Both IBM and Microsoft have attempted to transition from the low-margin legacy businesses (PCs, servers, printers) into high-margin fast-cloud-based businesses (Cloud, mobile, analytics, databases) in last few years. Other than suffering from the same currency headwinds, both have their own issues to deal with.
For IBM, there is not any evidence that the execution of the strategic shift has been making meaningful impact yet. Although company has boasted the nearly 50% y/y growth in Cloud service, but it only represents a small portion of the total pie (less than 1/3 of the revenue). With 12% decline in revenue “across every segment,” one may wonder if the new strategic imperatives are cannibalizing the existing old legacy customers. However, it is not all bad for IBM. IBM is still the leader in Big Data, No. 3 with 18% market share in database market, strong offering in NoSQL, Cloud, and consulting capabilities.
And to be fair, MSFT and others (Oracle, SAP, Apple, and Google) is facing the same problem. There is an immediate gross margin pressure on Azure, which is the second largest hyper-scale cloud infrastructure platform next to Amazon’s AWS. Microsoft has used Azure, most significantly unprofitable, as a loss leader to secure enterprise relationships of most significantly profitable (29% operating margin) AWS in Q415. The bottom line is that everyone is on the same boat in suffering its GM in order to migrate to the less profitable but at scale Cloud space.
So, the deck has been reshuffled. The real question is who has the bad hand. BM is the more exposed to this new regime shift as its database accounting for 20% of its software revenue, compared with Microsoft’s 10%. Moreover, Microsoft has been the leader in decoupling the clouds from the hardware, such as “Hybrid Clouds,” “Intelligent Cloud,” or most recently “Serverless Applications.” Many customers will be running jobs seamlessly between their own data centers and Microsoft’s. This approach makes Microsoft run some very visible cloud businesses, including Office 365, Cortana Analytics, Skype, Outlook Email, OneDrive, Bing, to name a few.
In the most recent ending full year, IBM’s annual revenue fell by 8.5% (vs. Microsoft’s -2%), its profits fell by 18.6% (vs. Microsoft’s +8%). As a result, just within last 2 years, IBM has underperformed MSFT by a whopping 60% (IBM –23% vs. MSFT +37%). Nobody could have foreseen the day that the Big Blue, a virtual monopoly in the data processing market since 1930, would have been overcome by a small PC DOS software company in less than 30 years. Following the 15th consecutive quarter of declining revenue, IBM’s 2015 annual revenue $81.7 billion dropped back to its 1998 level. IBM stock at $150 also fell at the lowest level since late 2010. Given the continued negative pro forma, IBM’s share has not yet been at the inflection point to show its true color. The fact of the matter is that the transitions to the cloud will continue to play out over time for both IBM and MSFT as the right business model. That being said, the enterprise cloud is also one of the most competitive spaces with rivals like Amazon, Google, and Oracle.

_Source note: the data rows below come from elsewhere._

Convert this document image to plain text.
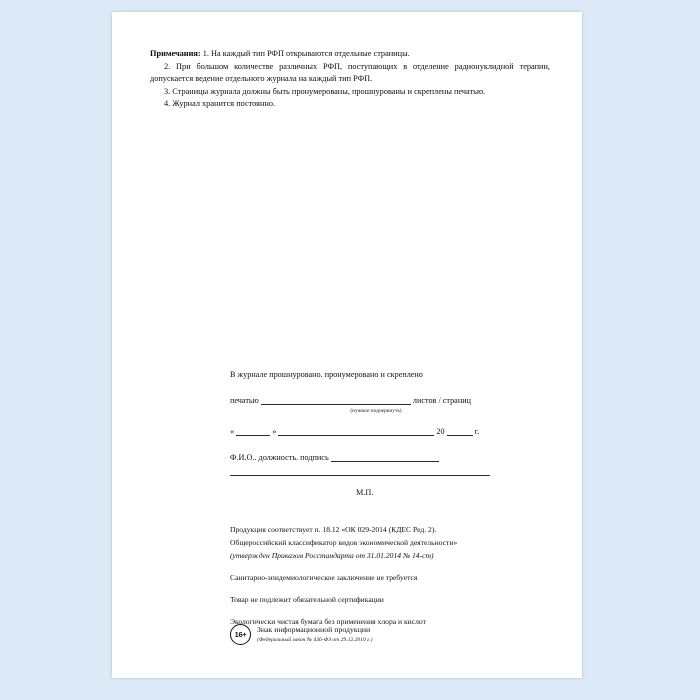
Примечания: 1. На каждый тип РФП открываются отдельные страницы.
2. При большом количестве различных РФП, поступающих в отделение радионуклидной терапии, допускается ведение отдельного журнала на каждый тип РФП.
3. Страницы журнала должны быть пронумерованы, прошнурованы и скреплены печатью.
4. Журнал хранится постоянно.
В журнале прошнуровано. пронумеровано и скреплено
печатью	листов / страниц
(нужное подчеркнуть)
«	»	20	г.
Ф.И.О.. должность. подпись
М.П.
Продукция соответствует п. 18.12 «ОК 029-2014 (КДЕС Ред. 2).
Общероссийский классификатор видов экономической деятельности»
(утвержден Приказом Росстандарта от 31.01.2014 № 14-ст)
Санитарно-эпидемиологическое заключение не требуется
Товар не подлежит обязательной сертификации
Экологически чистая бумага без применения хлора и кислот
16+
Знак информационной продукции
(Федеральный закон № 436-ФЗ от 29.12.2010 г.)
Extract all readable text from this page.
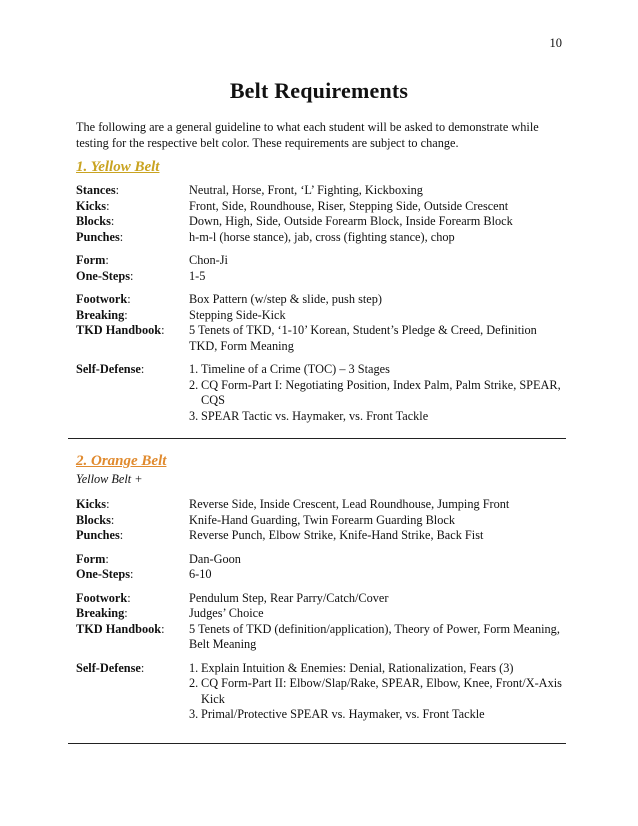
10
Belt Requirements

The following are a general guideline to what each student will be asked to demonstrate while testing for the respective belt color. These requirements are subject to change.

1. Yellow Belt
Stances:	Neutral, Horse, Front, ‘L’ Fighting, Kickboxing
Kicks:	Front, Side, Roundhouse, Riser, Stepping Side, Outside Crescent
Blocks:	Down, High, Side, Outside Forearm Block, Inside Forearm Block
Punches:	h-m-l (horse stance), jab, cross (fighting stance), chop
Form:	Chon-Ji
One-Steps:	1-5
Footwork:	Box Pattern (w/step & slide, push step)
Breaking:	Stepping Side-Kick
TKD Handbook:	5 Tenets of TKD, ‘1-10’ Korean, Student’s Pledge & Creed, Definition TKD, Form Meaning
Self-Defense:	1. Timeline of a Crime (TOC) – 3 Stages
2. CQ Form-Part I: Negotiating Position, Index Palm, Palm Strike, SPEAR, CQS
3. SPEAR Tactic vs. Haymaker, vs. Front Tackle
2. Orange Belt
Yellow Belt +
Kicks:	Reverse Side, Inside Crescent, Lead Roundhouse, Jumping Front
Blocks:	Knife-Hand Guarding, Twin Forearm Guarding Block
Punches:	Reverse Punch, Elbow Strike, Knife-Hand Strike, Back Fist
Form:	Dan-Goon
One-Steps:	6-10
Footwork:	Pendulum Step, Rear Parry/Catch/Cover
Breaking:	Judges’ Choice
TKD Handbook:	5 Tenets of TKD (definition/application), Theory of Power, Form Meaning, Belt Meaning
Self-Defense:	1. Explain Intuition & Enemies: Denial, Rationalization, Fears (3)
2. CQ Form-Part II: Elbow/Slap/Rake, SPEAR, Elbow, Knee, Front/X-Axis Kick
3. Primal/Protective SPEAR vs. Haymaker, vs. Front Tackle
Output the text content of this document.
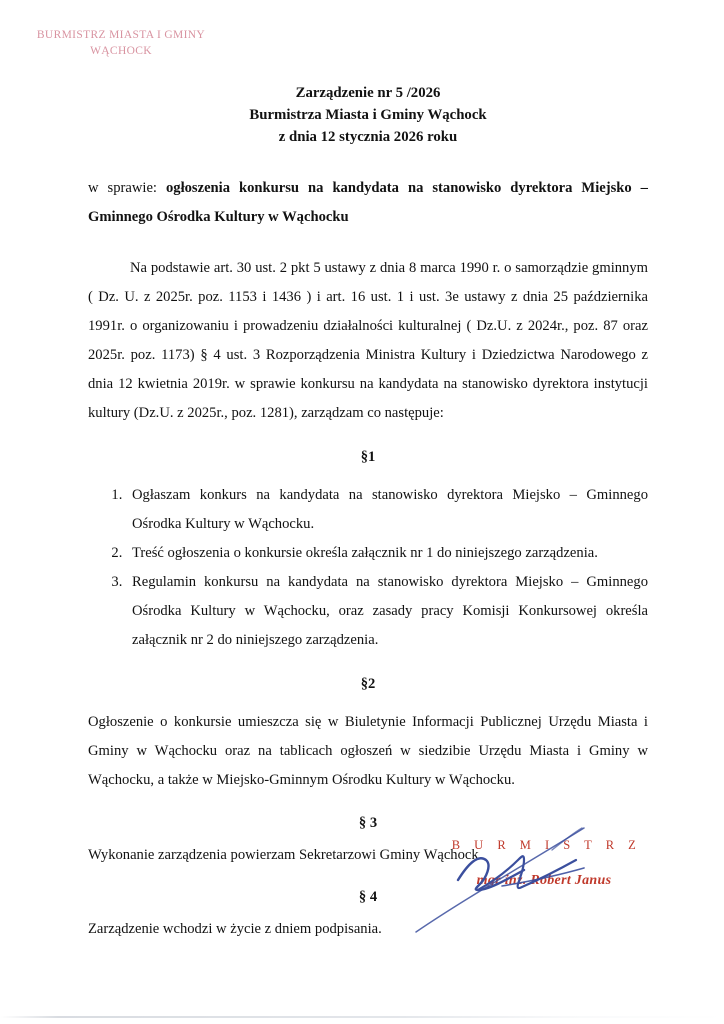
BURMISTRZ MIASTA I GMINY
WĄCHOCK
Zarządzenie nr 5 /2026
Burmistrza Miasta i Gminy Wąchock
z dnia 12 stycznia 2026 roku

w sprawie: ogłoszenia konkursu na kandydata na stanowisko dyrektora Miejsko – Gminnego Ośrodka Kultury w Wąchocku

Na podstawie art. 30 ust. 2 pkt 5 ustawy z dnia 8 marca 1990 r. o samorządzie gminnym ( Dz. U. z 2025r. poz. 1153 i 1436 ) i art. 16 ust. 1 i ust. 3e ustawy z dnia 25 października 1991r. o organizowaniu i prowadzeniu działalności kulturalnej ( Dz.U. z 2024r., poz. 87 oraz 2025r. poz. 1173) § 4 ust. 3 Rozporządzenia Ministra Kultury i Dziedzictwa Narodowego z dnia 12 kwietnia 2019r. w sprawie konkursu na kandydata na stanowisko dyrektora instytucji kultury (Dz.U. z 2025r., poz. 1281), zarządzam co następuje:

§1
1. Ogłaszam konkurs na kandydata na stanowisko dyrektora Miejsko – Gminnego Ośrodka Kultury w Wąchocku.
2. Treść ogłoszenia o konkursie określa załącznik nr 1 do niniejszego zarządzenia.
3. Regulamin konkursu na kandydata na stanowisko dyrektora Miejsko – Gminnego Ośrodka Kultury w Wąchocku, oraz zasady pracy Komisji Konkursowej określa załącznik nr 2 do niniejszego zarządzenia.
§2

Ogłoszenie o konkursie umieszcza się w Biuletynie Informacji Publicznej Urzędu Miasta i Gminy w Wąchocku oraz na tablicach ogłoszeń w siedzibie Urzędu Miasta i Gminy w Wąchocku, a także w Miejsko-Gminnym Ośrodku Kultury w Wąchocku.

§ 3

Wykonanie zarządzenia powierzam Sekretarzowi Gminy Wąchock.

§ 4

Zarządzenie wchodzi w życie z dniem podpisania.

B U R M I S T R Z
mgr inż. Robert Janus
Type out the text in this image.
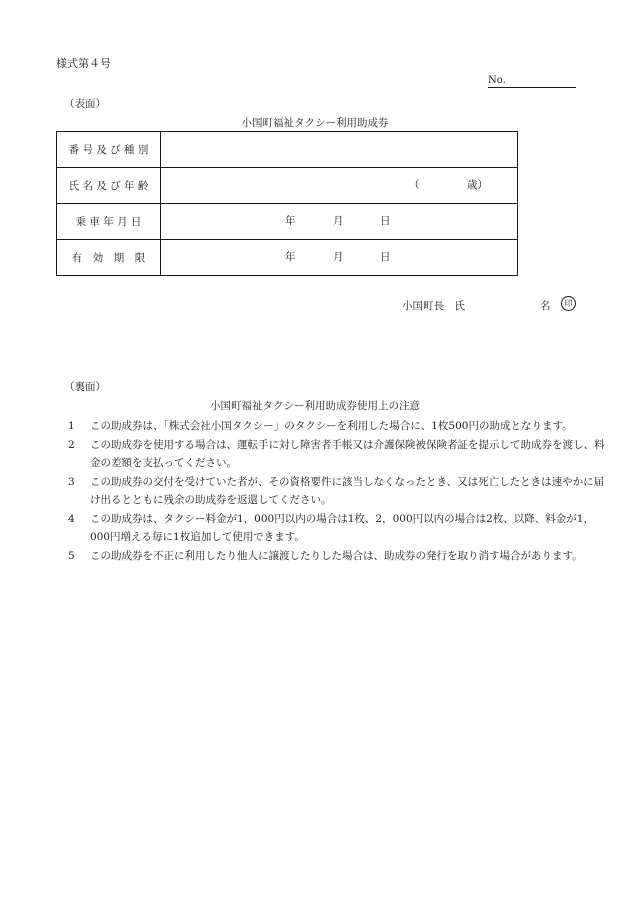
様式第４号
No.
（表面）
小国町福祉タクシー利用助成券
番 号 及 び 種 別	

氏 名 及 び 年 齢	（ 歳）

乗 車 年 月 日	年 月 日

有　効　期　限	年 月 日
小国町長　氏	名	印
（裏面）
小国町福祉タクシー利用助成券使用上の注意
1	この助成券は、「株式会社小国タクシー」のタクシーを利用した場合に、1枚500円の助成となります。
2	この助成券を使用する場合は、運転手に対し障害者手帳又は介護保険被保険者証を提示して助成券を渡し、料金の差額を支払ってください。
3	この助成券の交付を受けていた者が、その資格要件に該当しなくなったとき、又は死亡したときは速やかに届け出るとともに残余の助成券を返還してください。
4	この助成券は、タクシー料金が1，000円以内の場合は1枚、2，000円以内の場合は2枚、以降、料金が1，000円増える毎に1枚追加して使用できます。
5	この助成券を不正に利用したり他人に譲渡したりした場合は、助成券の発行を取り消す場合があります。
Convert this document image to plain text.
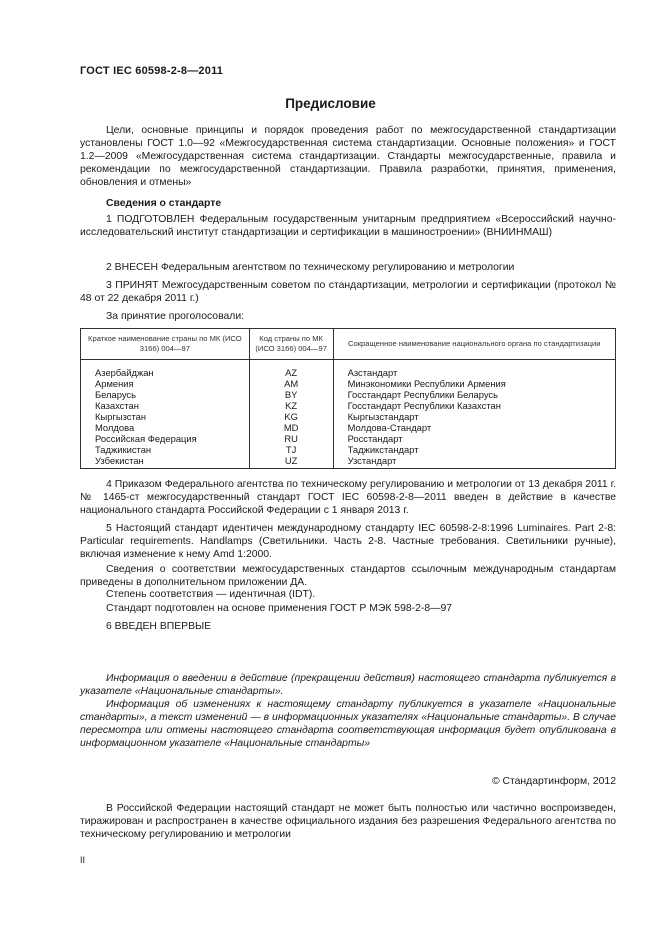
ГОСТ IEC 60598-2-8—2011
Предисловие

Цели, основные принципы и порядок проведения работ по межгосударственной стандартизации установлены ГОСТ 1.0—92 «Межгосударственная система стандартизации. Основные положения» и ГОСТ 1.2—2009 «Межгосударственная система стандартизации. Стандарты межгосударственные, правила и рекомендации по межгосударственной стандартизации. Правила разработки, принятия, применения, обновления и отмены»

Сведения о стандарте

1 ПОДГОТОВЛЕН Федеральным государственным унитарным предприятием «Всероссийский научно-исследовательский институт стандартизации и сертификации в машиностроении» (ВНИИНМАШ)

2 ВНЕСЕН Федеральным агентством по техническому регулированию и метрологии

3 ПРИНЯТ Межгосударственным советом по стандартизации, метрологии и сертификации (протокол № 48 от 22 декабря 2011 г.)

За принятие проголосовали:

Краткое наименование страны по МК (ИСО 3166) 004—97	Код страны по МК (ИСО 3166) 004—97	Сокращенное наименование национального органа по стандартизации
Азербайджан	AZ	Азстандарт
Армения	AM	Минэкономики Республики Армения
Беларусь	BY	Госстандарт Республики Беларусь
Казахстан	KZ	Госстандарт Республики Казахстан
Кыргызстан	KG	Кыргызстандарт
Молдова	MD	Молдова-Стандарт
Российская Федерация	RU	Росстандарт
Таджикистан	TJ	Таджикстандарт
Узбекистан	UZ	Узстандарт

4 Приказом Федерального агентства по техническому регулированию и метрологии от 13 декабря 2011 г. № 1465-ст межгосударственный стандарт ГОСТ IEC 60598-2-8—2011 введен в действие в качестве национального стандарта Российской Федерации с 1 января 2013 г.

5 Настоящий стандарт идентичен международному стандарту IEC 60598-2-8:1996 Luminaires. Part 2-8: Particular requirements. Handlamps (Светильники. Часть 2-8. Частные требования. Светильники ручные), включая изменение к нему Amd 1:2000.

Сведения о соответствии межгосударственных стандартов ссылочным международным стандартам приведены в дополнительном приложении ДА.

Степень соответствия — идентичная (IDT).

Стандарт подготовлен на основе применения ГОСТ Р МЭК 598-2-8—97

6 ВВЕДЕН ВПЕРВЫЕ

Информация о введении в действие (прекращении действия) настоящего стандарта публикуется в указателе «Национальные стандарты».

Информация об изменениях к настоящему стандарту публикуется в указателе «Национальные стандарты», а текст изменений — в информационных указателях «Национальные стандарты». В случае пересмотра или отмены настоящего стандарта соответствующая информация будет опубликована в информационном указателе «Национальные стандарты»

© Стандартинформ, 2012

В Российской Федерации настоящий стандарт не может быть полностью или частично воспроизведен, тиражирован и распространен в качестве официального издания без разрешения Федерального агентства по техническому регулированию и метрологии

II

If this is a battle of price-cutting, Amazon and Google would have a significant edge.
If this is a fight of providing corporate customers support, then it is led by Microsoft and IBM.
In that situation, IBM will have to provide much better services than Microsoft in order to justify its higher margins. For Microsoft, both the lower gross margin for Azure and weaker PC demand are considered transitory. Their higher-margin business, such as Commercial Office Licensing, Windows Pro, Server and Tools, will eventually accelerate the gross profit dollar growth. On the other hand, both IBM’s revenue and stock have peaked since 2011. At this point, the continued loss 1% a year in market share since 2008 is alarming. We don’t see any catalysts, yet, for IBM to bounce back on both fronts in the foreseeable future.
Finally, IBM’s annual revenue grew at -14% (versus Microsoft’s +1%) with a long-term future growth is 9% (vs 7%). IBM’s market cap is around 134 billion (vs. 443 billion). In return, IBM stock is priced with a P/S of 1.3 (vs. 4.8), a P/E of 8.7 (vs. 20.6), and a P/B of 1.5 (vs. 5.4). At these more than 3x valuation levels, all our models indicate a “Neutral” for MSFT and “Underweight” for IBM. Considering the zero-sum gain nature of the competition in the Cloud business, this would suggest that MSFT-IBM would be a good long-short pair trade.